Orantes is a cofounder of Movimiento Semilla political party and has held positions within its leadership. She was a member of the National Executive Committee, initially occupying the role of National Organization Secretary, and afterwards that of National Political Program Secretary. Afterward, she coordinated the Semilla party in the Central District (Guatemala City's municipality). She occupied second place for the Semilla parte for the National List constituency for the 2023 legislative election, and she was elected.

== Personal life ==
Orantes is married to architect Andreas Lehnhoff, who served as Minister of the Environment and Natural Resources in the Cabinet of Alejandro Maldonado, who served as president of Guatemala.

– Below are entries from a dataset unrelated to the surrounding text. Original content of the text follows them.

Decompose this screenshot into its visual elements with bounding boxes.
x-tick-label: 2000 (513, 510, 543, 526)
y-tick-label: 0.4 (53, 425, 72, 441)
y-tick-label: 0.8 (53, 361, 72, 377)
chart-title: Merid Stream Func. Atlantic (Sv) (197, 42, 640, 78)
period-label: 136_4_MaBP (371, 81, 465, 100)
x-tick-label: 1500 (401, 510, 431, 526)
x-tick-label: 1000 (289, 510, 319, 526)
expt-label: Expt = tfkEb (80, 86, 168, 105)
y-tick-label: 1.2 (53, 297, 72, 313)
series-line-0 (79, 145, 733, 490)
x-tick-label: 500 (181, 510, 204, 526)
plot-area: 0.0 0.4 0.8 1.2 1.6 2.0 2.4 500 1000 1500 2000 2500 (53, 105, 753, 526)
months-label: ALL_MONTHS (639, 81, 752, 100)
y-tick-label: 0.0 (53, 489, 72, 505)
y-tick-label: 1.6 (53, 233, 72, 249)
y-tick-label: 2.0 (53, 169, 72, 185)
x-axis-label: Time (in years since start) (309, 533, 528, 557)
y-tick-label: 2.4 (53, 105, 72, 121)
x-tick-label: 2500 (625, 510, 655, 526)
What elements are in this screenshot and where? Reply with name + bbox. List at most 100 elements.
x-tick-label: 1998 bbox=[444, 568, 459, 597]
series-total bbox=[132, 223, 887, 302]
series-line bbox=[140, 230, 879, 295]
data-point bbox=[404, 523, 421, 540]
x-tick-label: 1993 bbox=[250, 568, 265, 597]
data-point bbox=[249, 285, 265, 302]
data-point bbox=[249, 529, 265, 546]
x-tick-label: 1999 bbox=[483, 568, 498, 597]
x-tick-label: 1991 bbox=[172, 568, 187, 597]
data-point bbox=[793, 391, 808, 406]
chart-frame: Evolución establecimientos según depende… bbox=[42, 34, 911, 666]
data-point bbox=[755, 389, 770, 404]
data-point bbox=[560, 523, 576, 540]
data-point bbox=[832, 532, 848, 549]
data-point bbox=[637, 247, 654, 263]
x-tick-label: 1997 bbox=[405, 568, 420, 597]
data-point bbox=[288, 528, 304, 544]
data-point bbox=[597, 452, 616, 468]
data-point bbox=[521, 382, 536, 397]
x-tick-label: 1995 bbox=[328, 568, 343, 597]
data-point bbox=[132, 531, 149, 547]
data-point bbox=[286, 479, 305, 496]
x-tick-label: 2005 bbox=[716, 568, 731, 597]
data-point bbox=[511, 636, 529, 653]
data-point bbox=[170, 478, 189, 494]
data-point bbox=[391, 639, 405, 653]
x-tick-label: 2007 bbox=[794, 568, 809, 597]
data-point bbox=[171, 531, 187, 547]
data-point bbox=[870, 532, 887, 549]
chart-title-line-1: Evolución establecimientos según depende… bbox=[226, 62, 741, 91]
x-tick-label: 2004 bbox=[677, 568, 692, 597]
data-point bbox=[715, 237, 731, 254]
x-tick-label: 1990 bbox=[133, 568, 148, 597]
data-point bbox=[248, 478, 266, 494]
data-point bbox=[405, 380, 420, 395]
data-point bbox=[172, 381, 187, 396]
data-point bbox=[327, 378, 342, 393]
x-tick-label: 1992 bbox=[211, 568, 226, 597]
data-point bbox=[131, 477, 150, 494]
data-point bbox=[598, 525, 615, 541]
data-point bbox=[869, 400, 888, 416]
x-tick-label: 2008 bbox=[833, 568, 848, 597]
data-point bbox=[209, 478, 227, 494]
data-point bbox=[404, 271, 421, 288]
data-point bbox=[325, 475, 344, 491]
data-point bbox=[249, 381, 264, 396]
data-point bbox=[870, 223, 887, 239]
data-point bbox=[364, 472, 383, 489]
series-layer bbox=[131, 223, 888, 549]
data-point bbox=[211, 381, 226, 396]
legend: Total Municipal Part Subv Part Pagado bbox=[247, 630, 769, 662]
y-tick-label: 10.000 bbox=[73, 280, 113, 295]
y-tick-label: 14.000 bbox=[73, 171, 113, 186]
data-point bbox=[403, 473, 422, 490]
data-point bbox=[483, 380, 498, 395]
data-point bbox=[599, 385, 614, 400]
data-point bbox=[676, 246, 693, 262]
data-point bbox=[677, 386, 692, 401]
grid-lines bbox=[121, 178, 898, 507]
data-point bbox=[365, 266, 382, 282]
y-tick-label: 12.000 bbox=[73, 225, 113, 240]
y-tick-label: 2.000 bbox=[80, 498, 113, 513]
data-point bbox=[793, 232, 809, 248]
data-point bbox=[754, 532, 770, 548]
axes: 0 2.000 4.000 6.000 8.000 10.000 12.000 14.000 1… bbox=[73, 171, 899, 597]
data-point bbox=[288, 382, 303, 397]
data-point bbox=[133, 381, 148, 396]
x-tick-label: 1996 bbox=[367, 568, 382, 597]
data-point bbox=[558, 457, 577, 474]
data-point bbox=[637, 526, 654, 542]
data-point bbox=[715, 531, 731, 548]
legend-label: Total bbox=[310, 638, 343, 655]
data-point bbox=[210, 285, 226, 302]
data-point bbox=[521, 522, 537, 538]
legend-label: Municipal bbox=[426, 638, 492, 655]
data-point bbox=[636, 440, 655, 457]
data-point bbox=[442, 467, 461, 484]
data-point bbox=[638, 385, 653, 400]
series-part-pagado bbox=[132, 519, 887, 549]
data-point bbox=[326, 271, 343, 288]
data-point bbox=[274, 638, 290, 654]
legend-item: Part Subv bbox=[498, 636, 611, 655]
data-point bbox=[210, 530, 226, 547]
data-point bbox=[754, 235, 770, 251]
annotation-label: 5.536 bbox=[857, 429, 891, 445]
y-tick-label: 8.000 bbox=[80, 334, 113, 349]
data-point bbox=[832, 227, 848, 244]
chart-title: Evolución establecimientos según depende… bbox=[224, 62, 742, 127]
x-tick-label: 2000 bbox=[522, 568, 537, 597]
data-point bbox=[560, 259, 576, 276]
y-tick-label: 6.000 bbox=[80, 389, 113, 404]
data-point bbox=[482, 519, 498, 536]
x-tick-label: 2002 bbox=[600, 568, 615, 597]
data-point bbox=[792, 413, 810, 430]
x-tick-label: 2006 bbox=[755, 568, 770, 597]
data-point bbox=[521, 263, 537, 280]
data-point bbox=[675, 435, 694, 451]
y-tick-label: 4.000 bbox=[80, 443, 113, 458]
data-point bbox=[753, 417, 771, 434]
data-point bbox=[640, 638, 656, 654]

The International Commission against Impunity in Guatemala presented a case of espionage and illegal wiretapping in 2019, allegedly requested by the then Minister of Economy, Acisclo Valladares Urruela, against members of the Semilla, including Samuel Pérez Álvarez, Lucrecia Hernández Mack and Ana Patricia Orantes Thomas. The process was archived in 2023. The case was closed by the Attorney General's Office, at the time presided by the Attorney General María Consuelo Porras, in 2023.